And to make things worse, I’ve started re-reading Ray Bradbury again (the optimistic spacey bits, not the pessimistic Martian Chronicles bits). Most notably, “The Rocket.”


I know it’s a rather pessimistically optimistic story – Fiorello Bodoni can’t afford to take his family on a  trip in a rocket – he can’t even afford to keep his junk recycling business afloat – but he spends his money on a non-functioning mock-up rocket and a bunch of other junk to take his children on a pretend voyage to Mars and back, so they won’t go through life with the disadvantage of never having been somewhere (Oh, by the way, if you’ve never read “The Rocket,” I should warn you: Spoiler alert).
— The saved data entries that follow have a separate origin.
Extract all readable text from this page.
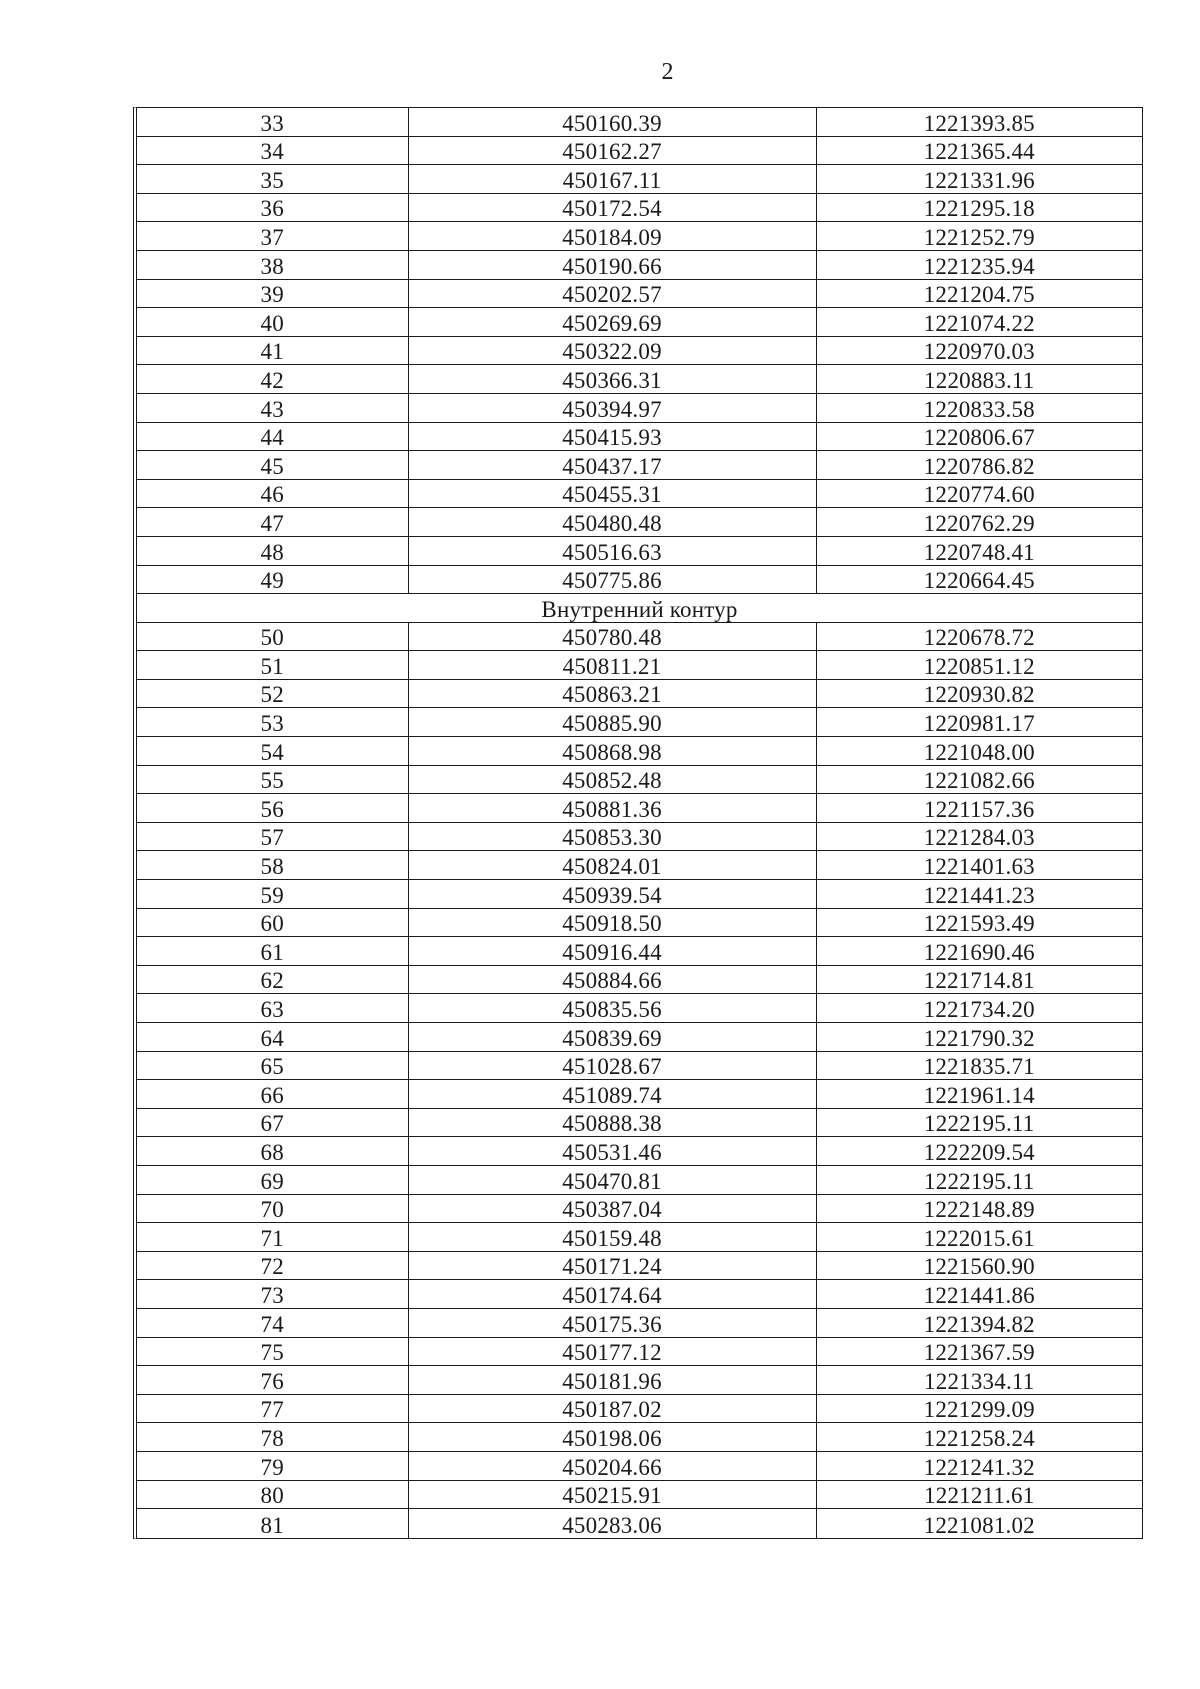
2
33	450160.39	1221393.85
34	450162.27	1221365.44
35	450167.11	1221331.96
36	450172.54	1221295.18
37	450184.09	1221252.79
38	450190.66	1221235.94
39	450202.57	1221204.75
40	450269.69	1221074.22
41	450322.09	1220970.03
42	450366.31	1220883.11
43	450394.97	1220833.58
44	450415.93	1220806.67
45	450437.17	1220786.82
46	450455.31	1220774.60
47	450480.48	1220762.29
48	450516.63	1220748.41
49	450775.86	1220664.45
Внутренний контур		
50	450780.48	1220678.72
51	450811.21	1220851.12
52	450863.21	1220930.82
53	450885.90	1220981.17
54	450868.98	1221048.00
55	450852.48	1221082.66
56	450881.36	1221157.36
57	450853.30	1221284.03
58	450824.01	1221401.63
59	450939.54	1221441.23
60	450918.50	1221593.49
61	450916.44	1221690.46
62	450884.66	1221714.81
63	450835.56	1221734.20
64	450839.69	1221790.32
65	451028.67	1221835.71
66	451089.74	1221961.14
67	450888.38	1222195.11
68	450531.46	1222209.54
69	450470.81	1222195.11
70	450387.04	1222148.89
71	450159.48	1222015.61
72	450171.24	1221560.90
73	450174.64	1221441.86
74	450175.36	1221394.82
75	450177.12	1221367.59
76	450181.96	1221334.11
77	450187.02	1221299.09
78	450198.06	1221258.24
79	450204.66	1221241.32
80	450215.91	1221211.61
81	450283.06	1221081.02
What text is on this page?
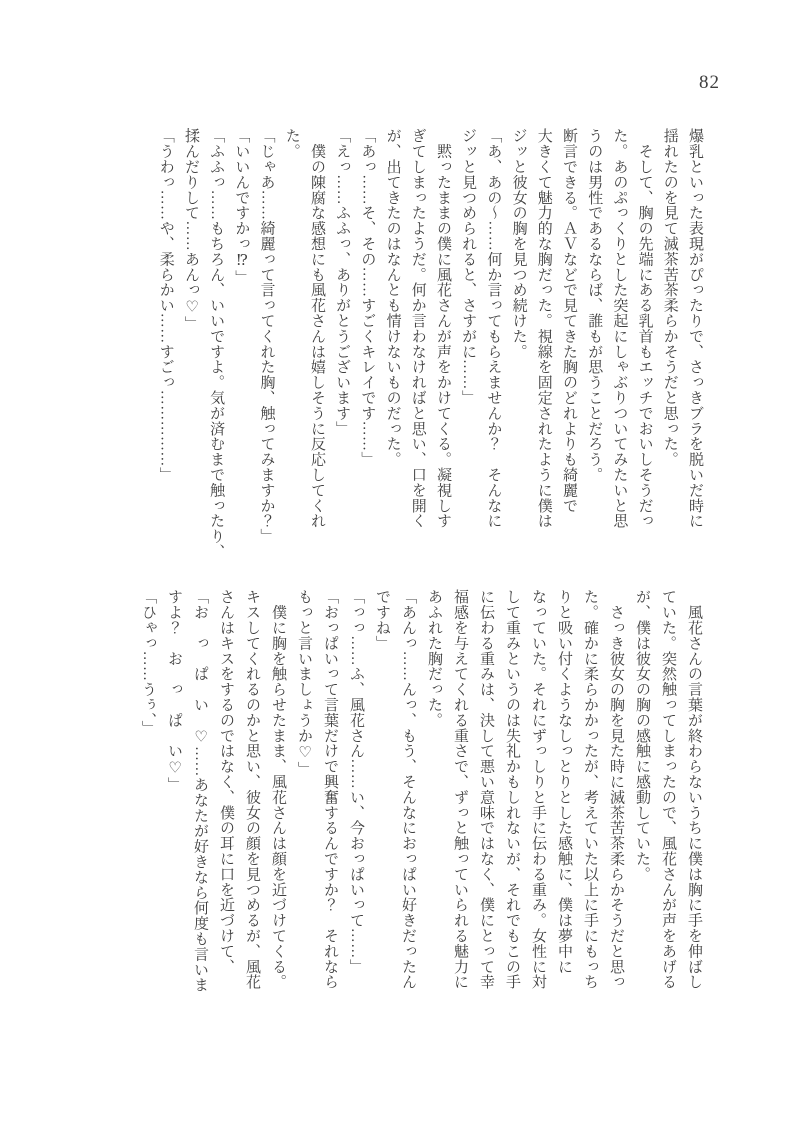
82
爆乳といった表現がぴったりで、さっきブラを脱いだ時に
揺れたのを見て滅茶苦茶柔らかそうだと思った。
　そして、胸の先端にある乳首もエッチでおいしそうだっ
た。あのぷっくりとした突起にしゃぶりついてみたいと思
うのは男性であるならば、誰もが思うことだろう。
断言できる。ＡＶなどで見てきた胸のどれよりも綺麗で
大きくて魅力的な胸だった。視線を固定されたように僕は
ジッと彼女の胸を見つめ続けた。
「あ、あの～……何か言ってもらえませんか？　そんなに
ジッと見つめられると、さすがに……」
　黙ったままの僕に風花さんが声をかけてくる。凝視しす
ぎてしまったようだ。何か言わなければと思い、口を開く
が、出てきたのはなんとも情けないものだった。
「あっ……そ、その……すごくキレイです……」
「えっ……ふふっ、ありがとうございます」
　僕の陳腐な感想にも風花さんは嬉しそうに反応してくれ
た。
「じゃあ……綺麗って言ってくれた胸、触ってみますか？」
「いいんですかっ⁉」
「ふふっ……もちろん、いいですよ。気が済むまで触ったり、
揉んだりして……あんっ♡」
「うわっ……や、柔らかい……すごっ……………」
　風花さんの言葉が終わらないうちに僕は胸に手を伸ばし
ていた。突然触ってしまったので、風花さんが声をあげる
が、僕は彼女の胸の感触に感動していた。
　さっき彼女の胸を見た時に滅茶苦茶柔らかそうだと思っ
た。確かに柔らかかったが、考えていた以上に手にもっち
りと吸い付くようなしっとりとした感触に、僕は夢中に
なっていた。それにずっしりと手に伝わる重み。女性に対
して重みというのは失礼かもしれないが、それでもこの手
に伝わる重みは、決して悪い意味ではなく、僕にとって幸
福感を与えてくれる重さで、ずっと触っていられる魅力に
あふれた胸だった。
「あんっ……んっ、もう、そんなにおっぱい好きだったん
ですね」
「っっ……ふ、風花さん……い、今おっぱいって……」
「おっぱいって言葉だけで興奮するんですか？　それなら
もっと言いましょうか♡」
　僕に胸を触らせたまま、風花さんは顔を近づけてくる。
キスしてくれるのかと思い、彼女の顔を見つめるが、風花
さんはキスをするのではなく、僕の耳に口を近づけて、
「お　っ　ぱ　い　♡……あなたが好きなら何度も言いま
すよ？　お　っ　ぱ　い♡」
「ひゃっ……うぅ、」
I don’t want to grow too old for the future. Though, like Abe Simpson, sometimes I have to wonder if what’s it today is weird and scary, compared to what was it when I was younger.

So I read things like this (I read entirely too much).

And I have to laugh. Because for most of these “futuristic” concepts, there are clear arguments that the future is already here and has been here for a while. In fact, the future is, not to put too fine a point on it, already in the past.

Co-veillance, or the little man spying on the big guys? Already happening. Used to be it was through cranks going to the Fourth Estate. But we’ve had the Internet now for, what, twenty some-odd years, where the cranks have been able to avoid the middleman.

Technological unemployment? Man, that started with the Steam Age, the Machine Age, not the Computer Age. True, we may see more white-collar technological unemployment, but this isn’t exactly a futuristic concept, because we’ve seen white-collar unemployment blossom since, oh, the early 1990s.

Substrate autonomy? Already happening, dude. First with voice recordings, then film, now social media. It’s spread to the masses, yes, but to think transhumanism is something to fuss about in the future denies the fact that it’s already kinda happening. I’m writing this blog post because I want these thoughts to exist somewhere else besides this meatsack I’ve called home for the past 40 or so years. So we could claim transhumanism started with cuneiform and clay tablets. The Code of Hammurabi, not the digital person.
I could go on, but I won’t. Because I want this to be a positive thing.

It’s always coming back to what do we do with our time? What do we do with that cognitive surplus Clay Shirky identified so eloquently?

I’d rather we had Presentists, not Futurists. Because the future isn’t based on vocabulary or concepts or what thinkers think or writers write. It’s based on what we all do now. In the present. Does that make me a presentist? Not really, because I also have an eternal perspective on things that makes me want to do worthy, moral, and productive things now so that when the future becomes the present – which we know will happen no matter our philosophical position – that present will be better. And I will be better in it. But like St. Augustine, I do believe the present is the “knife-edge_ between the past and the future, where the lessons of the past are remembered or discarded, for the sake of a better or more lugubrious future.

That’s best captured by Phil Connors.

(And I love how the narrator says film in the old Hollywood way: “fillum.”


Once Phil figures out he can use the present and his activity in it to make for a better future, his present becomes much more livable.

That’s what the future needs: A thoughtful present.